Olathe 11-Year-Old Continues Family’s Spelling Dynasty In Washington, D.C.
Olathe’s own Vanya Shivashankar is returning from Washington, D.C. this week after competing at the annual Scripps National Spelling Bee, just a few years after her older sister Kavya took first prize at the competition.
Shivashankar, an 11-year-old sixth-grader who attends California Trail Middle School in Olathe, took fifth place in a competition that began with more than 11 million spellers from around the world. Two hundred eighty-one of them made it to Washington. She was one of 12 to compete in the final round, successfully spelling words like "horologium," "michelangelesque," and "bilboquet."
But Vanya says tying for fifth place will not discourage her from competing next year; after all, she has a family legacy to uphold. Her older sister Kavya, the winner of the Bee in 2009, was in Washington watching her younger sister compete.
“It was really exciting. It’s a completely different experience to be sitting in the audience and watching her,” Kavya said. “It’s actually more nerve-wracking than being on stage myself, because I’m really nervous for her and nervous about what word she’s going to get, how she’s doing. I know she’s having a great time on stage, and she’s making jokes and having fun, but I just really can’t help being nervous.”
Vanya was one of two spellers in the final rounds of this year’s Bee to have an older sibling who had competed in years past. Though, she says that legacy hasn’t brought on any extra pressure.
“I think it’s really cool that my sister won in 2009, and I really just want to do my best and win one day,” Vanya said. “[Kavya] always tells me to treasure to the experience of being on stage, because that’s really the most important thing; to have fun on stage and to do your best.”
Kavya also played a crucial role in helping her younger sister prepare for competition – mainly learning root words. Over the years, the two have developed a similar style when it comes to piecing together a word.
“For the most part we have a similar technique in the sense that we write on our palms and visualize the word, and ask all the questions to make sure we have all the information,” Kavya said.
But a similar technique doesn’t mean that Vanya can’t bring a new personality to the Bee. Her vivacious personality even caught the attention of the ESPN (which broadcasts the national competition) commentators this year.
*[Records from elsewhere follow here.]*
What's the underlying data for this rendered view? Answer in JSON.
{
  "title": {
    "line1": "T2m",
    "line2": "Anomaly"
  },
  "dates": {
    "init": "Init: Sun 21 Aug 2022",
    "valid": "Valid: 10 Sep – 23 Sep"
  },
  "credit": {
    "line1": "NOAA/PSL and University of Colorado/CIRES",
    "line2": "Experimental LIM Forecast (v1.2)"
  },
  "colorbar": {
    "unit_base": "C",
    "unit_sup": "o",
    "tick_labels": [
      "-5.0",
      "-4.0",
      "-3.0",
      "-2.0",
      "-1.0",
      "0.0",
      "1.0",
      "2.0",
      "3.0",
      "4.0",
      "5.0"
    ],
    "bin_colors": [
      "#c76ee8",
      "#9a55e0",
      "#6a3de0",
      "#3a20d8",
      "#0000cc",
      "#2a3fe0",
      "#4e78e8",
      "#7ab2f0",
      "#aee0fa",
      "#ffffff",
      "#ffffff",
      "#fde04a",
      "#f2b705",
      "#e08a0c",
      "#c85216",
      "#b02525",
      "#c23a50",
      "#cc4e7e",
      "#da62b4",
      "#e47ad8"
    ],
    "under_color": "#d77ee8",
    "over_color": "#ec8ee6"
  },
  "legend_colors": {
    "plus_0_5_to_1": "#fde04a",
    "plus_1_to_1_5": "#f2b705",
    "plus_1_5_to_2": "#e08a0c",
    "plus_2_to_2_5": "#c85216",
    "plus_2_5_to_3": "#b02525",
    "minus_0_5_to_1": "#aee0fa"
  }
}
“I think she brings a different personality on stage,” Kavya added. “She’s more ebullient, and she’s very enthusiastic, and I think everyone around her smiles just looking at her because you can just see her passion and her excitement on stage.”
Vanya made her first national television debut on the spelling scene in 2006, when she was only 4-years-old, watching her sister compete, catching the attention of the camera when she spelt the word “banana.”